Existing inequities in abortion care access have deepened following the overturning of Roe v. Wade, as safe, affordable, high-quality abortion care has been severely restricted across the nation. Southern and Midwestern states are subject to particularly restrictive policies that disproportionately affect vulnerable groups already enduring racial, socioeconomic, and geographic health inequities.
To circumvent restricted access, uptake of self-managed medication abortion is likely to increase among racially minoritized and low-resourced individuals. It is unclear, however, what criteria influence the decision to undertake self-managed medication abortion. Understanding what is most important, as well as differences by race, socioeconomic status, and geographic region, has critical implications for future interventions. To answer this question, we propose to conduct a discrete choice experiment with individuals of reproductive age (18-44 years) in Ohio, Kentucky, Tennessee, and West Virginia.

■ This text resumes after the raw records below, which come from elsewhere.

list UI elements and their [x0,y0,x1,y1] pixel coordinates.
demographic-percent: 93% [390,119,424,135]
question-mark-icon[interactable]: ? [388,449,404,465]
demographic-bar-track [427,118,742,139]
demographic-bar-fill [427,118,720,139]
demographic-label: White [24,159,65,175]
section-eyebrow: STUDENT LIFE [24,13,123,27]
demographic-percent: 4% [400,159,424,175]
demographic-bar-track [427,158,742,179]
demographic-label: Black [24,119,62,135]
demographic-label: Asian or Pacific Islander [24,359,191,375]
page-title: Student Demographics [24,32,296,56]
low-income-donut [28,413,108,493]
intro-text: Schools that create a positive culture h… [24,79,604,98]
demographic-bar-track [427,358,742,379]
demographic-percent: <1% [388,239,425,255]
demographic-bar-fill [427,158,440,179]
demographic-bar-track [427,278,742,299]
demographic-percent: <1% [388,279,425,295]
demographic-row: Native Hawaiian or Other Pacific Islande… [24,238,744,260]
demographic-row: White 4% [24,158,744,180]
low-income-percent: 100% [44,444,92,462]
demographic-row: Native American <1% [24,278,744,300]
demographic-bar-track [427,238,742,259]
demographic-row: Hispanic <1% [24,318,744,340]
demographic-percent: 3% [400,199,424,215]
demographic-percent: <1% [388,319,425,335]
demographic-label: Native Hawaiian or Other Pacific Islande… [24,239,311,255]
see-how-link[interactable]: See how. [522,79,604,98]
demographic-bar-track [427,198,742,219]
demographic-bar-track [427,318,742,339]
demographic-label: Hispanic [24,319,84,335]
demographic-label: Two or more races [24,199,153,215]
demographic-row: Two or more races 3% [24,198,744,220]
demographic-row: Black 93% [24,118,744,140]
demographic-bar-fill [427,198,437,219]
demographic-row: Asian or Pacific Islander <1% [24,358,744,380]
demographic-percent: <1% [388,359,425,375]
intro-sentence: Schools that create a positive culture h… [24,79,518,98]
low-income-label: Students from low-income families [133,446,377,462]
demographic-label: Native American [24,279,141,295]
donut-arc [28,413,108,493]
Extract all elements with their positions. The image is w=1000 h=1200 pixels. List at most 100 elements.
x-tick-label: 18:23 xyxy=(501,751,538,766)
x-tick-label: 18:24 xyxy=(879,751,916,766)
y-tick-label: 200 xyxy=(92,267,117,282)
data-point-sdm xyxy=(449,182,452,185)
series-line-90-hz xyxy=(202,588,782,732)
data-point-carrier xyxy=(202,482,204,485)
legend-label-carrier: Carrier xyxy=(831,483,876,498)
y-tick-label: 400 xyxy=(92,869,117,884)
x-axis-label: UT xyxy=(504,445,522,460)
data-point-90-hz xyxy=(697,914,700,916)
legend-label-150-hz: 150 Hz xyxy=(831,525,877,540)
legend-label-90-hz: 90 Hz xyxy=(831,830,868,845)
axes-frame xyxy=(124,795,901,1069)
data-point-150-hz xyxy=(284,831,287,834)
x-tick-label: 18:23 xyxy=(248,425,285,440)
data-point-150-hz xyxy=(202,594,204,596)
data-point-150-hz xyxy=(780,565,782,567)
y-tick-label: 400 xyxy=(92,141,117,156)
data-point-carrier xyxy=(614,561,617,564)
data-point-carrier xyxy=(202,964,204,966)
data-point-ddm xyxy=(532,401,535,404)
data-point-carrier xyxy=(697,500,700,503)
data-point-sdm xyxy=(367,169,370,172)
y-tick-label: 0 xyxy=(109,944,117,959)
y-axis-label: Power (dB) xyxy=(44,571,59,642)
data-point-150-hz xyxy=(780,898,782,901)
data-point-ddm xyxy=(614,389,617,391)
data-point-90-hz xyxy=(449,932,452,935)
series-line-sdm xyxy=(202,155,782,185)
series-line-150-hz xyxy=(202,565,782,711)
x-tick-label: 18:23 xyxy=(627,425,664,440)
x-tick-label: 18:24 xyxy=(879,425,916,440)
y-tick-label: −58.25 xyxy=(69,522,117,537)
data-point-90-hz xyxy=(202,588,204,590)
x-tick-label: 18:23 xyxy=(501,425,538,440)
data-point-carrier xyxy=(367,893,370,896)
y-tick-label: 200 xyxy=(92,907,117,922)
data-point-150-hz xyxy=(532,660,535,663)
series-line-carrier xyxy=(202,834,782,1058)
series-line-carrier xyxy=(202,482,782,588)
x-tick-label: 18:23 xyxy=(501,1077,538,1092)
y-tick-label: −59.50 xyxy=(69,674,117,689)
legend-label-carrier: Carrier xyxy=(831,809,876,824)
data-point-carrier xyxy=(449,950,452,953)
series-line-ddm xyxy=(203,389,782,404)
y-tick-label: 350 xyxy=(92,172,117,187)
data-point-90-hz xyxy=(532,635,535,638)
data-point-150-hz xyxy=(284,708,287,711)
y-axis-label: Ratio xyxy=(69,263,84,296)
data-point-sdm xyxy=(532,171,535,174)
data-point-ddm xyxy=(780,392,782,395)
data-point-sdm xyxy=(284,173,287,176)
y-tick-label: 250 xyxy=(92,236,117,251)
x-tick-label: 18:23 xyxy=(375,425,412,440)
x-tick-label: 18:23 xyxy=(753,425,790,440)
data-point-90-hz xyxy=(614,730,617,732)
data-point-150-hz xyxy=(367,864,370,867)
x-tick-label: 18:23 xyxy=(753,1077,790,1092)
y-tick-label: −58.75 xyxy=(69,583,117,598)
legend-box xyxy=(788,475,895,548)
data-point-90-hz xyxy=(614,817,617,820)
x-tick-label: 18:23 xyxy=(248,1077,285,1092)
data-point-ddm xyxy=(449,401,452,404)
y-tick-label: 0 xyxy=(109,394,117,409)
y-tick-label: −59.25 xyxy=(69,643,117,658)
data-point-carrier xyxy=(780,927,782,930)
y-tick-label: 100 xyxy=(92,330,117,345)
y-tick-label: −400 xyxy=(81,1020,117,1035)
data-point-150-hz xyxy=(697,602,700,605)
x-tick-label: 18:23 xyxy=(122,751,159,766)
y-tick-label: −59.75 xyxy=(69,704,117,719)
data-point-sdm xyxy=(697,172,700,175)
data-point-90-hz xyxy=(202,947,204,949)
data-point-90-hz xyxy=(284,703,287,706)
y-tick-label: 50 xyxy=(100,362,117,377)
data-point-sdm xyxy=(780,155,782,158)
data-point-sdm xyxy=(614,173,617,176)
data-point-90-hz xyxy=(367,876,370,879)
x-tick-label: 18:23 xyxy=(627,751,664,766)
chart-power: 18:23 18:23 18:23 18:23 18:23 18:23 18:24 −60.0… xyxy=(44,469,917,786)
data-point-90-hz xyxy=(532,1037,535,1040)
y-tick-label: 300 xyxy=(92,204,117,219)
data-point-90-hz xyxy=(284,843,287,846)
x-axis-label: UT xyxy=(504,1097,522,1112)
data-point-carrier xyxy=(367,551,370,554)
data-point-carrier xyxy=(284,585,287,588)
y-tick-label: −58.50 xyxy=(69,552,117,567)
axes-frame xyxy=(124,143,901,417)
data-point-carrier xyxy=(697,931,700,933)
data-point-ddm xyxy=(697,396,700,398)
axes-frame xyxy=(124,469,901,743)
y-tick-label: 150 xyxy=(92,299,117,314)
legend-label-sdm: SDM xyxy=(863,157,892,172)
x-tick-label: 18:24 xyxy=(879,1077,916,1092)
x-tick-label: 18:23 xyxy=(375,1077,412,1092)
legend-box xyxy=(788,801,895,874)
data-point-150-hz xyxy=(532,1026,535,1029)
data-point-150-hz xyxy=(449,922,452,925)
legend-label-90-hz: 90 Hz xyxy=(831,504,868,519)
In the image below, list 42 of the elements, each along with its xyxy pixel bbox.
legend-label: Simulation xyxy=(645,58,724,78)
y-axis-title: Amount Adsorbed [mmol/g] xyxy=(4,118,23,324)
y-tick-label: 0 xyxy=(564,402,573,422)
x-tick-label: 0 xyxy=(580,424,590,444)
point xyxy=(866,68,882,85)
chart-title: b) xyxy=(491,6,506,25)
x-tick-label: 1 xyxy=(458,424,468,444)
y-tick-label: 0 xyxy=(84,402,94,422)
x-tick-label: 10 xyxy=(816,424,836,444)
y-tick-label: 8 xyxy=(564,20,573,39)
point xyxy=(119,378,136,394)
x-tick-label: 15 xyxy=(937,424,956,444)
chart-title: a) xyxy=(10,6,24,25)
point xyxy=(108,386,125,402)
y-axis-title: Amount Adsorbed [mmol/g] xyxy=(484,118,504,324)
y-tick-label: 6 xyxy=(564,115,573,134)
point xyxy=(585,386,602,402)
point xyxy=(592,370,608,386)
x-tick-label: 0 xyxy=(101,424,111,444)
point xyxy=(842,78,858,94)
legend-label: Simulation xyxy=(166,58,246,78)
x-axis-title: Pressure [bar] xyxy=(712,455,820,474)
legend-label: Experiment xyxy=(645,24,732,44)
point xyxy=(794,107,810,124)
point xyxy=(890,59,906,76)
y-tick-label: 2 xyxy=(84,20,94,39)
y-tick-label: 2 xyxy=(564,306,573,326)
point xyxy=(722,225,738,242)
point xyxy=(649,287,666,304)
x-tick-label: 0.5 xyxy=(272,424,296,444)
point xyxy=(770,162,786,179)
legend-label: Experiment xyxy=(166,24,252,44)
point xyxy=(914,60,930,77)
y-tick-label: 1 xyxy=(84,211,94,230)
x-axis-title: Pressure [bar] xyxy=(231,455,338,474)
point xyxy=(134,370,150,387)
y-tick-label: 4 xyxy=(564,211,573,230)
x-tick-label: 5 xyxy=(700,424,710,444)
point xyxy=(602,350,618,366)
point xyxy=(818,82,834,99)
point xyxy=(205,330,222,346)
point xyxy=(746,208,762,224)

Objective 1: Use sequential mixed methods design to identify key attributes (e.g., legality, travel time, social support) that would influence obtaining a medication abortion outside of the formal health care sector.
Objective 2: Develop and pilot a preference assessment tool to elicit preferences for obtaining a medication abortion outside of the formal health care sector. The instrument will be preliminarily assessed using cognitive-based interviews.
Objective 3: Examine preferences, knowledge, attitudes, acceptability of obtaining a medication abortion outside of the formal health care sector using the discrete choice experiment piloted in Objective 2.
This project will lead to development of a novel abortion decision aid to help individuals navigate a complicated abortion care landscape and receive care they value.